The life insurance and annuity company reported a net loss of $1.57 billion compared with year-earlier net income of $871 million. The figures include Prudential's closed-block business, made up of life-insurance and annuity policies that it sold while it was a mutual company but no longer offers.

Prudential's financial-services business swung to a loss of $1.64 billion, or $3.85 a share, from a profit of $792 million, or $1.75 a share, a year earlier. The latest results included $511 million in pretax net realized investment losses and related charges and adjustments, including $1.19 billion of write-downs, partially offset by $894 million in derivatives gains. Year-ago results included $91 million of pretax investment losses and related items. Excluding those items, the financial-services loss was $2.04 a share, compared with earnings of $1.74 a year earlier.

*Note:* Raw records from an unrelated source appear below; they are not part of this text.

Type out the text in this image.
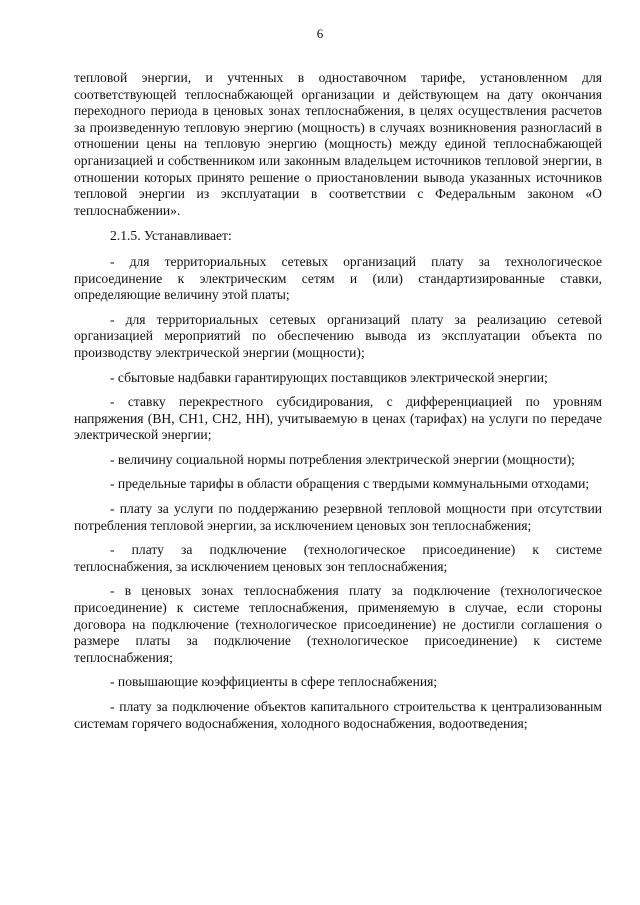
6

тепловой энергии, и учтенных в одноставочном тарифе, установленном для соответствующей теплоснабжающей организации и действующем на дату окончания переходного периода в ценовых зонах теплоснабжения, в целях осуществления расчетов за произведенную тепловую энергию (мощность) в случаях возникновения разногласий в отношении цены на тепловую энергию (мощность) между единой теплоснабжающей организацией и собственником или законным владельцем источников тепловой энергии, в отношении которых принято решение о приостановлении вывода указанных источников тепловой энергии из эксплуатации в соответствии с Федеральным законом «О теплоснабжении».

2.1.5. Устанавливает:

- для территориальных сетевых организаций плату за технологическое присоединение к электрическим сетям и (или) стандартизированные ставки, определяющие величину этой платы;

- для территориальных сетевых организаций плату за реализацию сетевой организацией мероприятий по обеспечению вывода из эксплуатации объекта по производству электрической энергии (мощности);

- сбытовые надбавки гарантирующих поставщиков электрической энергии;

- ставку перекрестного субсидирования, с дифференциацией по уровням напряжения (ВН, СН1, СН2, НН), учитываемую в ценах (тарифах) на услуги по передаче электрической энергии;

- величину социальной нормы потребления электрической энергии (мощности);

- предельные тарифы в области обращения с твердыми коммунальными отходами;

- плату за услуги по поддержанию резервной тепловой мощности при отсутствии потребления тепловой энергии, за исключением ценовых зон теплоснабжения;

- плату за подключение (технологическое присоединение) к системе теплоснабжения, за исключением ценовых зон теплоснабжения;

- в ценовых зонах теплоснабжения плату за подключение (технологическое присоединение) к системе теплоснабжения, применяемую в случае, если стороны договора на подключение (технологическое присоединение) не достигли соглашения о размере платы за подключение (технологическое присоединение) к системе теплоснабжения;

- повышающие коэффициенты в сфере теплоснабжения;

- плату за подключение объектов капитального строительства к централизованным системам горячего водоснабжения, холодного водоснабжения, водоотведения;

Its individual annuity segment racket up the biggest adjusted operating loss of its businesses, at $1.04 billion. The loss was mostly driven by a $498 million charge from an increase in the amortization of deferred policy acquisition charges and a $409 million charge due to an increase in costs associated with the guaranteed minimum death and income benefits many of its annuities carry.

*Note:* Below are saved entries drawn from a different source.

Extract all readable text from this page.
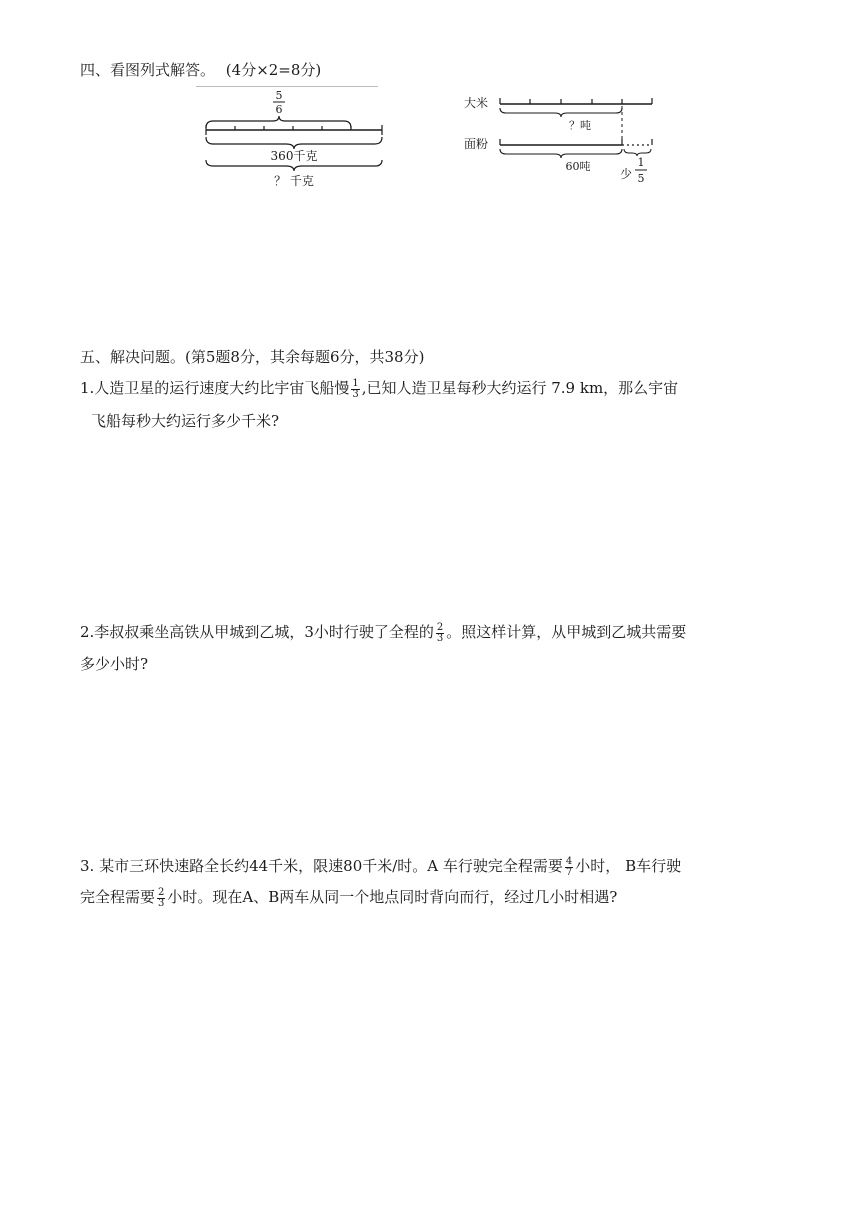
四、看图列式解答。 (4分×2=8分)
5
6
360千克
？ 千克
大米
？吨
面粉
60吨
少
1
5
五、解决问题。(第5题8分，其余每题6分，共38分)
1.人造卫星的运行速度大约比宇宙飞船慢 $\frac{1}{3}$ ,已知人造卫星每秒大约运行 7.9 km，那么宇宙
飞船每秒大约运行多少千米?
2.李叔叔乘坐高铁从甲城到乙城，3小时行驶了全程的 $\frac{2}{3}$ 。照这样计算，从甲城到乙城共需要
多少小时?
3. 某市三环快速路全长约44千米，限速80千米/时。A 车行驶完全程需要 $\frac{4}{7}$ 小时， B车行驶
完全程需要 $\frac{2}{3}$ 小时。现在A、B两车从同一个地点同时背向而行，经过几小时相遇?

In a January report, Moody's Investors Service said the falling equity market would test the risk-management strategies that insurers use to hedge against the cost of variable annuity guarantees.

Moody's said the guarantees "are likely to place moderate strain on the economic capital of most life insurers" that sell variable annuities, but that the impact would vary by insurer. The rating agency said that overall it expects only a few ratings will be affected by a company's exposure to the guarantees.

On Tuesday, rival MetLife Inc. (MET) reported a much smaller $106 million operating loss in its individual fixed annuity business, partly driven by $665 million in amortization of deferred acquisition costs..

Prudential's financial-services revenue declined 12% to $5.9 billion.

Analysts polled by Thomson Reuters projected a per-share loss of $1.19 on revenue of $6.36 billion.

The U.S. retirement solutions business had a loss of $975 million on an adjusted operating basis, compared with a $500 million profit a year earlier. The individual annuities business had an adjusted operating loss of $1.04 billion, compared with a $171 million profit a year earlier.

The closed-block business reported a 6.3% decline in net income to $74 million. Revenue declined 4.4%.

Assets under management fell 14% to $558 billion.

Looking ahead, Prudential reiterated its projection for 2009 earnings of $5.25 to $5.65 a share. When it issued its original forecast in December, the estimate was well below Wall Street expectations.

Prudential shares rose 1.56% to $26.75 in late trading. The company lost more than two-thirds of its value since mid-September.